Yair Amir, Johns Hopkins University
Tamim Sookoor, Johns Hopkins Applied Physics Lab

In recent years, Reinforcement Learning (RL) algorithms have brought dramatic improvements to diverse tasks such as defeating world champions in games including Go and StarCraft, controlling robots, managing industrial control systems, optimizing supply chains, calibrating machines, and personalizing marketing and ad recommender systems. One of the main limitations of these techniques is their opaque failure modes: it is difficult to understand how exactly these systems work and predict when and how they will fail in a given scenario other than running the system. In order for such autonomous systems to be assured, two key issues must be addressed: (1) fault tolerance and (2) controller competence. The goal of the proposed research is to combine information from a Simplex-based system monitor with a RL competence estimator to assure the safety of RL-controlled city-scale critical infrastructure systems.
The research explores the two issues above by producing (i) an easy-to-understand Black box monitor that avoids system failures by detecting possible breach of system’s correctness invariants, ignoring the details of the autonomic controller, (ii) a White box monitor that estimates the competence of the autonomous control algorithm, and (iii) a Decision Module that takes input from the monitors to predict decisions that could result in the system entering a high-risk state and switching between the optimal RL-based autonomic controller and a sub-optimal safe controller.

The research will build off decades of work on the design and implementation of fault tolerant systems for safety critical applications that utilize the Simplex Architecture [1] and approaches to competence and uncertainty estimation in deep neural networks (DNNs) [2]. Initially, two realistic city-scale applications will be developed: the first is a smart grid and the second is an intelligent traffic control system.

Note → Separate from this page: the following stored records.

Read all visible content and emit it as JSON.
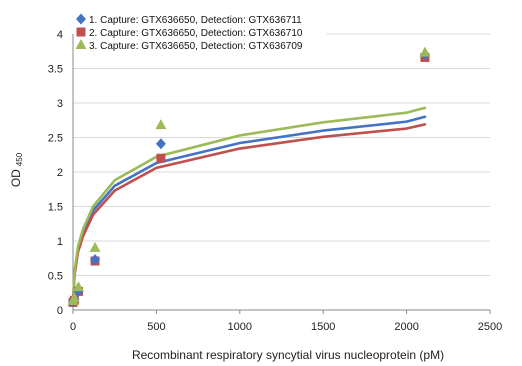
{
  "chart_data": {
    "type": "scatter",
    "xlabel": "Recombinant respiratory syncytial virus nucleoprotein (pM)",
    "ylabel": "OD",
    "ylabel_subscript": "450",
    "xlim": [
      0,
      2500
    ],
    "ylim": [
      0,
      4
    ],
    "xticks": [
      0,
      500,
      1000,
      1500,
      2000,
      2500
    ],
    "yticks": [
      0,
      0.5,
      1,
      1.5,
      2,
      2.5,
      3,
      3.5,
      4
    ],
    "grid": "horizontal",
    "legend_position": "top-left",
    "series": [
      {
        "name": "1. Capture: GTX636650, Detection: GTX636711",
        "color": "#4472c4",
        "marker": "diamond",
        "points": [
          [
            0,
            0.12
          ],
          [
            8,
            0.15
          ],
          [
            33,
            0.27
          ],
          [
            132,
            0.73
          ],
          [
            527,
            2.41
          ],
          [
            2110,
            3.7
          ]
        ],
        "fit_curve": [
          [
            2,
            0.22
          ],
          [
            10,
            0.55
          ],
          [
            30,
            0.88
          ],
          [
            60,
            1.12
          ],
          [
            120,
            1.44
          ],
          [
            250,
            1.8
          ],
          [
            500,
            2.13
          ],
          [
            1000,
            2.42
          ],
          [
            1500,
            2.6
          ],
          [
            2000,
            2.73
          ],
          [
            2110,
            2.8
          ]
        ]
      },
      {
        "name": "2. Capture: GTX636650, Detection: GTX636710",
        "color": "#c0504d",
        "marker": "square",
        "points": [
          [
            0,
            0.11
          ],
          [
            8,
            0.14
          ],
          [
            33,
            0.27
          ],
          [
            132,
            0.71
          ],
          [
            527,
            2.2
          ],
          [
            2110,
            3.66
          ]
        ],
        "fit_curve": [
          [
            2,
            0.2
          ],
          [
            10,
            0.52
          ],
          [
            30,
            0.84
          ],
          [
            60,
            1.07
          ],
          [
            120,
            1.38
          ],
          [
            250,
            1.73
          ],
          [
            500,
            2.06
          ],
          [
            1000,
            2.34
          ],
          [
            1500,
            2.51
          ],
          [
            2000,
            2.63
          ],
          [
            2110,
            2.69
          ]
        ]
      },
      {
        "name": "3. Capture: GTX636650, Detection: GTX636709",
        "color": "#9bbb59",
        "marker": "triangle",
        "points": [
          [
            0,
            0.13
          ],
          [
            8,
            0.17
          ],
          [
            33,
            0.33
          ],
          [
            132,
            0.9
          ],
          [
            527,
            2.68
          ],
          [
            2110,
            3.73
          ]
        ],
        "fit_curve": [
          [
            2,
            0.24
          ],
          [
            10,
            0.58
          ],
          [
            30,
            0.92
          ],
          [
            60,
            1.17
          ],
          [
            120,
            1.5
          ],
          [
            250,
            1.88
          ],
          [
            500,
            2.22
          ],
          [
            1000,
            2.53
          ],
          [
            1500,
            2.72
          ],
          [
            2000,
            2.86
          ],
          [
            2110,
            2.93
          ]
        ]
      }
    ]
  }
}
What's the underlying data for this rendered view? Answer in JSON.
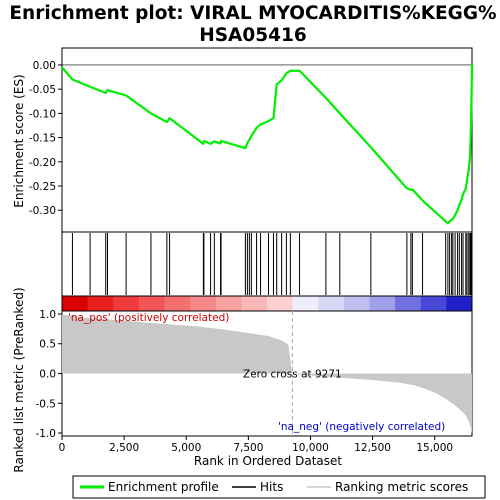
{
  "title_line1": "Enrichment plot: VIRAL MYOCARDITIS%KEGG%",
  "title_line2": "HSA05416",
  "colors": {
    "enrichment_line": "#00ee00",
    "hits": "#000000",
    "metric_fill": "#c8c8c8",
    "pos_label": "#cc0000",
    "neg_label": "#0000cc"
  },
  "chart_data": {
    "type": "line",
    "n_genes": 16500,
    "top_panel": {
      "ylabel": "Enrichment score (ES)",
      "ylim": [
        -0.345,
        0.035
      ],
      "yticks": [
        0.0,
        -0.05,
        -0.1,
        -0.15,
        -0.2,
        -0.25,
        -0.3
      ],
      "ytick_labels": [
        "0.00",
        "-0.05",
        "-0.10",
        "-0.15",
        "-0.20",
        "-0.25",
        "-0.30"
      ],
      "es_profile": {
        "x": [
          0,
          420,
          1130,
          1760,
          1830,
          2580,
          3580,
          4220,
          4330,
          5690,
          5710,
          5980,
          6130,
          6380,
          6400,
          7380,
          7460,
          7540,
          7620,
          7830,
          7990,
          8310,
          8510,
          8640,
          8840,
          9030,
          9190,
          9560,
          10620,
          11180,
          12430,
          13880,
          14040,
          14100,
          14510,
          15530,
          15600,
          15730,
          15820,
          15920,
          15990,
          16080,
          16140,
          16250,
          16300,
          16370,
          16420,
          16440,
          16460,
          16480,
          16500
        ],
        "y": [
          -0.005,
          -0.03,
          -0.045,
          -0.058,
          -0.052,
          -0.063,
          -0.1,
          -0.118,
          -0.11,
          -0.163,
          -0.157,
          -0.163,
          -0.158,
          -0.162,
          -0.157,
          -0.172,
          -0.161,
          -0.154,
          -0.147,
          -0.13,
          -0.123,
          -0.116,
          -0.11,
          -0.04,
          -0.032,
          -0.017,
          -0.012,
          -0.012,
          -0.068,
          -0.1,
          -0.17,
          -0.255,
          -0.258,
          -0.257,
          -0.28,
          -0.327,
          -0.323,
          -0.318,
          -0.31,
          -0.3,
          -0.289,
          -0.278,
          -0.267,
          -0.255,
          -0.238,
          -0.215,
          -0.19,
          -0.16,
          -0.12,
          -0.07,
          0.002
        ]
      }
    },
    "hits": [
      420,
      1130,
      1760,
      1830,
      2580,
      3580,
      4220,
      4330,
      5690,
      5710,
      5980,
      6130,
      6380,
      6400,
      7380,
      7460,
      7540,
      7620,
      7830,
      7990,
      8310,
      8510,
      8640,
      8840,
      9030,
      9190,
      9560,
      10620,
      11180,
      12430,
      13880,
      14040,
      14100,
      14510,
      15440,
      15530,
      15600,
      15680,
      15730,
      15820,
      15920,
      15990,
      16080,
      16140,
      16250,
      16300,
      16370,
      16420,
      16440,
      16460,
      16480
    ],
    "ranked_metric": {
      "ylabel": "Ranked list metric (PreRanked)",
      "ylim": [
        -1.05,
        1.05
      ],
      "yticks": [
        1.0,
        0.5,
        0.0,
        -0.5,
        -1.0
      ],
      "ytick_labels": [
        "1.0",
        "0.5",
        "0.0",
        "-0.5",
        "-1.0"
      ],
      "x": [
        0,
        150,
        400,
        800,
        1500,
        2500,
        3500,
        4500,
        5500,
        6500,
        7500,
        8300,
        8800,
        9100,
        9271,
        9600,
        10500,
        11500,
        12500,
        13500,
        14200,
        14700,
        15100,
        15500,
        15800,
        16000,
        16200,
        16350,
        16450,
        16500
      ],
      "values": [
        1.0,
        0.98,
        0.97,
        0.94,
        0.92,
        0.89,
        0.85,
        0.82,
        0.79,
        0.74,
        0.68,
        0.63,
        0.56,
        0.49,
        0.0,
        -0.02,
        -0.05,
        -0.08,
        -0.11,
        -0.15,
        -0.2,
        -0.27,
        -0.34,
        -0.44,
        -0.53,
        -0.6,
        -0.68,
        -0.78,
        -0.9,
        -1.0
      ]
    },
    "zero_cross_rank": 9271,
    "zero_cross_label": "Zero cross at 9271",
    "pos_label": "'na_pos' (positively correlated)",
    "neg_label": "'na_neg' (negatively correlated)",
    "xlabel": "Rank in Ordered Dataset",
    "xticks": [
      0,
      2500,
      5000,
      7500,
      10000,
      12500,
      15000
    ],
    "xtick_labels": [
      "0",
      "2,500",
      "5,000",
      "7,500",
      "10,000",
      "12,500",
      "15,000"
    ],
    "legend": [
      {
        "label": "Enrichment profile",
        "kind": "line",
        "color": "#00ee00"
      },
      {
        "label": "Hits",
        "kind": "line",
        "color": "#000000"
      },
      {
        "label": "Ranking metric scores",
        "kind": "line",
        "color": "#c8c8c8"
      }
    ],
    "heat_bar_colors": [
      "#dd0000",
      "#e82020",
      "#ee3a3a",
      "#f25555",
      "#f37070",
      "#f58888",
      "#f7a0a0",
      "#f9b8b8",
      "#fbd0d0",
      "#eeeefa",
      "#d8d8f6",
      "#c0c0f0",
      "#a0a0ea",
      "#7070e0",
      "#4848d6",
      "#2020c8"
    ]
  }
}
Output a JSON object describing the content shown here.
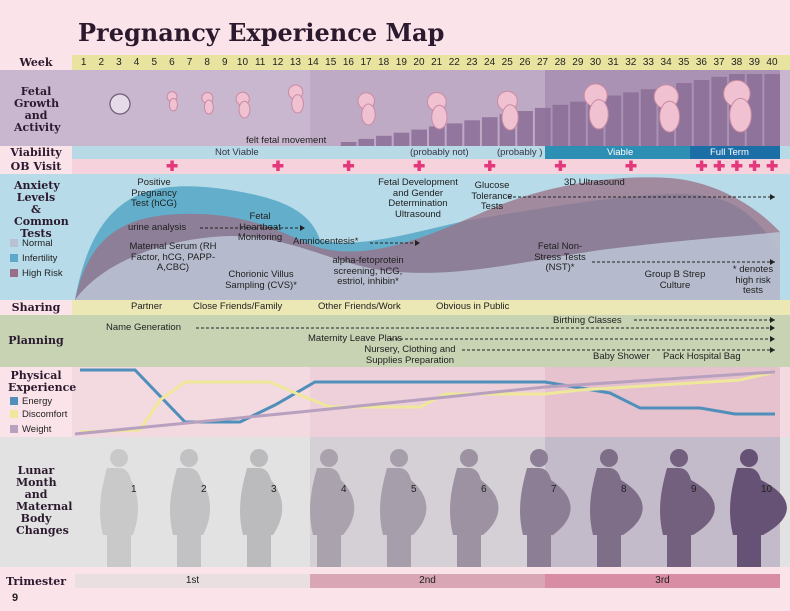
{
  "title": "Pregnancy Experience Map",
  "page_number": "9",
  "rows": {
    "week": "Week",
    "fetal": "Fetal Growth and Activity",
    "viability": "Viability",
    "ob": "OB Visit",
    "anxiety": "Anxiety Levels & Common Tests",
    "sharing": "Sharing",
    "planning": "Planning",
    "physical": "Physical Experience",
    "lunar": "Lunar Month and Maternal Body Changes",
    "trimester": "Trimester"
  },
  "weeks": [
    "1",
    "2",
    "3",
    "4",
    "5",
    "6",
    "7",
    "8",
    "9",
    "10",
    "11",
    "12",
    "13",
    "14",
    "15",
    "16",
    "17",
    "18",
    "19",
    "20",
    "21",
    "22",
    "23",
    "24",
    "25",
    "26",
    "27",
    "28",
    "29",
    "30",
    "31",
    "32",
    "33",
    "34",
    "35",
    "36",
    "37",
    "38",
    "39",
    "40"
  ],
  "fetal_growth": {
    "annotation": "felt fetal movement"
  },
  "viability": [
    {
      "label": "Not Viable"
    },
    {
      "label": "(probably not)"
    },
    {
      "label": "(probably )"
    },
    {
      "label": "Viable"
    },
    {
      "label": "Full Term"
    }
  ],
  "ob_visit_weeks": [
    6,
    12,
    16,
    20,
    24,
    28,
    32,
    36,
    37,
    38,
    39,
    40
  ],
  "anxiety": {
    "legend": [
      {
        "label": "Normal",
        "color": "#b9c2d2"
      },
      {
        "label": "Infertility",
        "color": "#5aa9c8"
      },
      {
        "label": "High Risk",
        "color": "#9a6f86"
      }
    ],
    "tests": [
      "Positive Pregnancy Test (hCG)",
      "urine analysis",
      "Fetal Heartbeat Monitoring",
      "Maternal Serum (RH Factor, hCG, PAPP-A,CBC)",
      "Chorionic Villus Sampling (CVS)*",
      "Amniocentesis*",
      "alpha-fetoprotein screening, hCG, estriol, inhibin*",
      "Fetal Development and Gender Determination Ultrasound",
      "Glucose Tolerance Tests",
      "3D Ultrasound",
      "Fetal Non-Stress Tests (NST)*",
      "Group B Strep Culture",
      "* denotes high risk tests"
    ]
  },
  "sharing": [
    "Partner",
    "Close Friends/Family",
    "Other Friends/Work",
    "Obvious in Public"
  ],
  "planning": [
    "Name Generation",
    "Maternity Leave Plans",
    "Nursery, Clothing and Supplies Preparation",
    "Birthing Classes",
    "Baby Shower",
    "Pack Hospital Bag"
  ],
  "physical": {
    "legend": [
      {
        "label": "Energy",
        "color": "#4f8fba"
      },
      {
        "label": "Discomfort",
        "color": "#efe79a"
      },
      {
        "label": "Weight",
        "color": "#b7a1bf"
      }
    ]
  },
  "lunar_months": [
    "1",
    "2",
    "3",
    "4",
    "5",
    "6",
    "7",
    "8",
    "9",
    "10"
  ],
  "trimesters": [
    "1st",
    "2nd",
    "3rd"
  ]
}
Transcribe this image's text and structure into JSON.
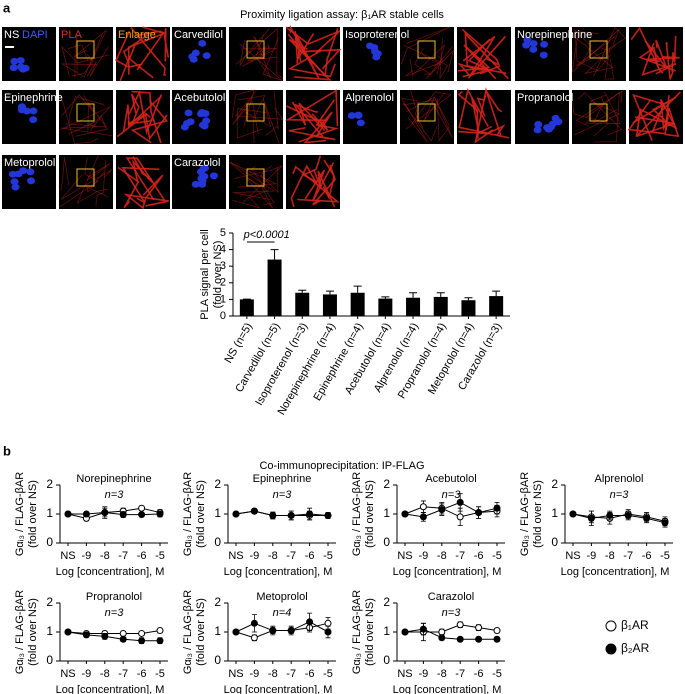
{
  "panel_a": {
    "label": "a",
    "title": "Proximity ligation assay: β₁AR stable cells",
    "channel_labels": [
      "DAPI",
      "PLA",
      "Enlarge"
    ],
    "images": [
      "NS",
      "Carvedilol",
      "Isoproterenol",
      "Norepinephrine",
      "Epinephrine",
      "Acebutolol",
      "Alprenolol",
      "Propranolol",
      "Metoprolol",
      "Carazolol"
    ]
  },
  "panel_b": {
    "label": "b",
    "title": "Co-immunoprecipitation: IP-FLAG"
  },
  "chart_data": [
    {
      "type": "bar",
      "color": "#000000",
      "annotation": "p<0.0001",
      "ylabel": [
        "PLA signal per cell",
        "(fold over NS)"
      ],
      "categories": [
        "NS (n=5)",
        "Carvedilol (n=5)",
        "Isoproterenol (n=3)",
        "Norepinephrine (n=4)",
        "Epinephrine (n=4)",
        "Acebutolol (n=4)",
        "Alprenolol (n=4)",
        "Propranolol (n=4)",
        "Metoprolol (n=4)",
        "Carazolol (n=3)"
      ],
      "values": [
        1,
        3.4,
        1.4,
        1.3,
        1.4,
        1.05,
        1.1,
        1.15,
        0.95,
        1.2
      ],
      "errors": [
        0.02,
        0.6,
        0.15,
        0.2,
        0.4,
        0.1,
        0.3,
        0.25,
        0.15,
        0.3
      ],
      "ylim": [
        0,
        5
      ],
      "yticks": [
        0,
        1,
        2,
        3,
        4,
        5
      ]
    },
    {
      "type": "line",
      "title": "Norepinephrine",
      "annotation": "n=3",
      "xlabel": "Log [concentration], M",
      "ylabel": [
        "Gαᵢ₃ / FLAG-βAR",
        "(fold over NS)"
      ],
      "categories": [
        "NS",
        "-9",
        "-8",
        "-7",
        "-6",
        "-5"
      ],
      "ylim": [
        0,
        2
      ],
      "yticks": [
        0,
        1,
        2
      ],
      "series": [
        {
          "name": "β₁AR",
          "color": "#000000",
          "marker": "open",
          "values": [
            1,
            0.85,
            1.05,
            1.1,
            1.2,
            1.05
          ],
          "errors": [
            0,
            0.08,
            0.15,
            0.1,
            0.08,
            0.1
          ]
        },
        {
          "name": "β₂AR",
          "color": "#000000",
          "marker": "filled",
          "values": [
            1,
            1.0,
            1.05,
            0.98,
            0.98,
            1.0
          ],
          "errors": [
            0,
            0.05,
            0.2,
            0.1,
            0.08,
            0.1
          ]
        }
      ]
    },
    {
      "type": "line",
      "title": "Epinephrine",
      "annotation": "n=3",
      "xlabel": "Log [concentration], M",
      "ylabel": [
        "Gαᵢ₃ / FLAG-βAR",
        "(fold over NS)"
      ],
      "categories": [
        "NS",
        "-9",
        "-8",
        "-7",
        "-6",
        "-5"
      ],
      "ylim": [
        0,
        2
      ],
      "yticks": [
        0,
        1,
        2
      ],
      "series": [
        {
          "name": "β₁AR",
          "color": "#000000",
          "marker": "open",
          "values": [
            1,
            1.1,
            0.95,
            0.95,
            0.95,
            0.95
          ],
          "errors": [
            0,
            0.08,
            0.12,
            0.15,
            0.15,
            0.1
          ]
        },
        {
          "name": "β₂AR",
          "color": "#000000",
          "marker": "filled",
          "values": [
            1,
            1.1,
            0.95,
            0.95,
            1.0,
            0.95
          ],
          "errors": [
            0,
            0.08,
            0.1,
            0.15,
            0.2,
            0.1
          ]
        }
      ]
    },
    {
      "type": "line",
      "title": "Acebutolol",
      "annotation": "n=3",
      "xlabel": "Log [concentration], M",
      "ylabel": [
        "Gαᵢ₃ / FLAG-βAR",
        "(fold over NS)"
      ],
      "categories": [
        "NS",
        "-9",
        "-8",
        "-7",
        "-6",
        "-5"
      ],
      "ylim": [
        0,
        2
      ],
      "yticks": [
        0,
        1,
        2
      ],
      "series": [
        {
          "name": "β₁AR",
          "color": "#000000",
          "marker": "open",
          "values": [
            1,
            1.25,
            1.2,
            0.9,
            1.05,
            1.1
          ],
          "errors": [
            0,
            0.2,
            0.2,
            0.3,
            0.2,
            0.2
          ]
        },
        {
          "name": "β₂AR",
          "color": "#000000",
          "marker": "filled",
          "values": [
            1,
            0.9,
            1.15,
            1.4,
            1.05,
            1.2
          ],
          "errors": [
            0,
            0.15,
            0.2,
            0.3,
            0.2,
            0.2
          ]
        }
      ]
    },
    {
      "type": "line",
      "title": "Alprenolol",
      "annotation": "n=3",
      "xlabel": "Log [concentration], M",
      "ylabel": [
        "Gαᵢ₃ / FLAG-βAR",
        "(fold over NS)"
      ],
      "categories": [
        "NS",
        "-9",
        "-8",
        "-7",
        "-6",
        "-5"
      ],
      "ylim": [
        0,
        2
      ],
      "yticks": [
        0,
        1,
        2
      ],
      "series": [
        {
          "name": "β₁AR",
          "color": "#000000",
          "marker": "open",
          "values": [
            1,
            0.9,
            0.85,
            1.0,
            0.9,
            0.75
          ],
          "errors": [
            0,
            0.2,
            0.2,
            0.15,
            0.15,
            0.15
          ]
        },
        {
          "name": "β₂AR",
          "color": "#000000",
          "marker": "filled",
          "values": [
            1,
            0.85,
            0.95,
            0.95,
            0.85,
            0.7
          ],
          "errors": [
            0,
            0.25,
            0.15,
            0.15,
            0.15,
            0.15
          ]
        }
      ]
    },
    {
      "type": "line",
      "title": "Propranolol",
      "annotation": "n=3",
      "xlabel": "Log [concentration], M",
      "ylabel": [
        "Gαᵢ₃ / FLAG-βAR",
        "(fold over NS)"
      ],
      "categories": [
        "NS",
        "-9",
        "-8",
        "-7",
        "-6",
        "-5"
      ],
      "ylim": [
        0,
        2
      ],
      "yticks": [
        0,
        1,
        2
      ],
      "series": [
        {
          "name": "β₁AR",
          "color": "#000000",
          "marker": "open",
          "values": [
            1,
            0.95,
            0.95,
            0.95,
            0.95,
            1.05
          ],
          "errors": [
            0,
            0.05,
            0.08,
            0.05,
            0.05,
            0.08
          ]
        },
        {
          "name": "β₂AR",
          "color": "#000000",
          "marker": "filled",
          "values": [
            1,
            0.9,
            0.85,
            0.75,
            0.7,
            0.7
          ],
          "errors": [
            0,
            0.08,
            0.1,
            0.08,
            0.1,
            0.1
          ]
        }
      ]
    },
    {
      "type": "line",
      "title": "Metoprolol",
      "annotation": "n=4",
      "xlabel": "Log [concentration], M",
      "ylabel": [
        "Gαᵢ₃ / FLAG-βAR",
        "(fold over NS)"
      ],
      "categories": [
        "NS",
        "-9",
        "-8",
        "-7",
        "-6",
        "-5"
      ],
      "ylim": [
        0,
        2
      ],
      "yticks": [
        0,
        1,
        2
      ],
      "series": [
        {
          "name": "β₁AR",
          "color": "#000000",
          "marker": "open",
          "values": [
            1,
            0.8,
            1.05,
            1.05,
            1.15,
            1.3
          ],
          "errors": [
            0,
            0.1,
            0.1,
            0.1,
            0.15,
            0.2
          ]
        },
        {
          "name": "β₂AR",
          "color": "#000000",
          "marker": "filled",
          "values": [
            1,
            1.3,
            1.05,
            1.05,
            1.35,
            1.0
          ],
          "errors": [
            0,
            0.3,
            0.15,
            0.15,
            0.3,
            0.2
          ]
        }
      ]
    },
    {
      "type": "line",
      "title": "Carazolol",
      "annotation": "n=3",
      "xlabel": "Log [concentration], M",
      "ylabel": [
        "Gαᵢ₃ / FLAG-βAR",
        "(fold over NS)"
      ],
      "categories": [
        "NS",
        "-9",
        "-8",
        "-7",
        "-6",
        "-5"
      ],
      "ylim": [
        0,
        2
      ],
      "yticks": [
        0,
        1,
        2
      ],
      "series": [
        {
          "name": "β₁AR",
          "color": "#000000",
          "marker": "open",
          "values": [
            1,
            1.0,
            1.0,
            1.25,
            1.15,
            1.05
          ],
          "errors": [
            0,
            0.3,
            0.1,
            0.1,
            0.1,
            0.08
          ]
        },
        {
          "name": "β₂AR",
          "color": "#000000",
          "marker": "filled",
          "values": [
            1,
            1.1,
            0.8,
            0.75,
            0.75,
            0.75
          ],
          "errors": [
            0,
            0.2,
            0.08,
            0.05,
            0.05,
            0.08
          ]
        }
      ]
    }
  ]
}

We anticipate this research to have broad impact in ensuring that RL-based autonomous control systems continue to operate safely when the AI fails in unpredictable and unanticipated ways.

[1] D. Seto, B. Krogh, L. Sha and A. Chutinan, “The Simplex architecture for safe online control system upgrades,” ACC, 1998.
[2] Rajendran, Vickram, and William LeVine. “Accurate Layerwise Interpretable Competence Estimation.” Advances in Neural Information Processing Systems. 2019.